Il y a quelques semaines, mes nains fêtaient leurs cinq ans. Impossible d’éviter la débauche scandaleuse de cadeaux qui a suivi l’événement ; pas tellement de la part de M. et Mme LeChieur, vu qu’on en est un peu réduits à compter les pièces de dix centimes, mais les grands-parents, arrière-grands-parents et amis de la famille ont mis un point d’honneur à remettre la croissance de la Nation en marche en faisant péter leurs cartes bleues respectives. Notre petite maison a donc accueilli une moto électrique, un vélo rose, un cirque Pinder, une cuisine en plastique, des trucs en peluche, des machins éducatifs, des bouzins qui font “bip”, des abonnements à Pomme d’Api, et j’en oublie des kilos. Dans cette montagne de dépenses toutes plus inconsidérées les unes que les autres, mon fils n’a vraiment fait honneur qu’au déguisement de clown entièrement fait-main par ma grand-mère. Un peu smart, le mouflet. Cinq ans seulement, et déjà conscient que la société de consommation, c’est de la merde, chuis fier.

Et aujourd’hui, c’était au tour de ma fille de faire honneur à ses parents. On déjeunait chez des copains, à qui j’avais dit “stop, pas de dépenses inconsidérées pour l’anniv’, marre des paquets qui brillent. Si vous tenez vraiment à les gâter, offrez un petit bouquin, parce que les jouets, là, j’en peux plus, je vais les casser”. Donc, les amis ont fait comme on avait dit, et cette petite a reçu son “premier dictionnaire des dinosaures” de chez Larousse.

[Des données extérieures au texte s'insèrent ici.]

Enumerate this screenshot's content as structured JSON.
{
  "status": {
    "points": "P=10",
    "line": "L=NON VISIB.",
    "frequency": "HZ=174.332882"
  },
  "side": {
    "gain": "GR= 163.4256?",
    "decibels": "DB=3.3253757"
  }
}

Je ne l’avais jamais vue comme ça. Mademoiselle a fait des bonds partout en expliquant à la cantonade combien elle était contente de se voir remettre un tel présent, “non, parce que tu comprends, il y a vraiment tout sur les dinosaures, là-dedans”. Et que je te commente l’intérêt pédagogique du bouquin (“ça m’intéresse vraiment, parce qu’à l’école, j’ai travaillé sur les dinosaures avant les vacances”), et que je te dresse un rapide bilan du travail encyclopédique de l’auteur (“j’en avais déjà un autre, de bouquin sur les dinosaures, mais il était vraiment trop court, tu vois, c’était plutôt un livre pour les bébés”), et que je tourne frénétiquement les pages pour en apprécier le contenu (“wouah !, ils expliquent même comment on retrouve les squelettes”), et que je plonge dans une contemplation muette des pages, et que je fais état de ma science tout neuve (“tu vois, là, c’est un tyrannosaure, le méchant qui mange l’espèce de petit veau”). Quand on est repartis, ce soir, elle a dû remercier les copains une bonne centaine de fois, puis elle s’est endormie dans la voiture en serrant fort son livre dans ses petits bras.

Heureusement, on n’est pas dans Toy Story. Dans le cas contraire, nous serions obligés de déplorer le suicide d’un vélo rose et d’une cuisine en plastique.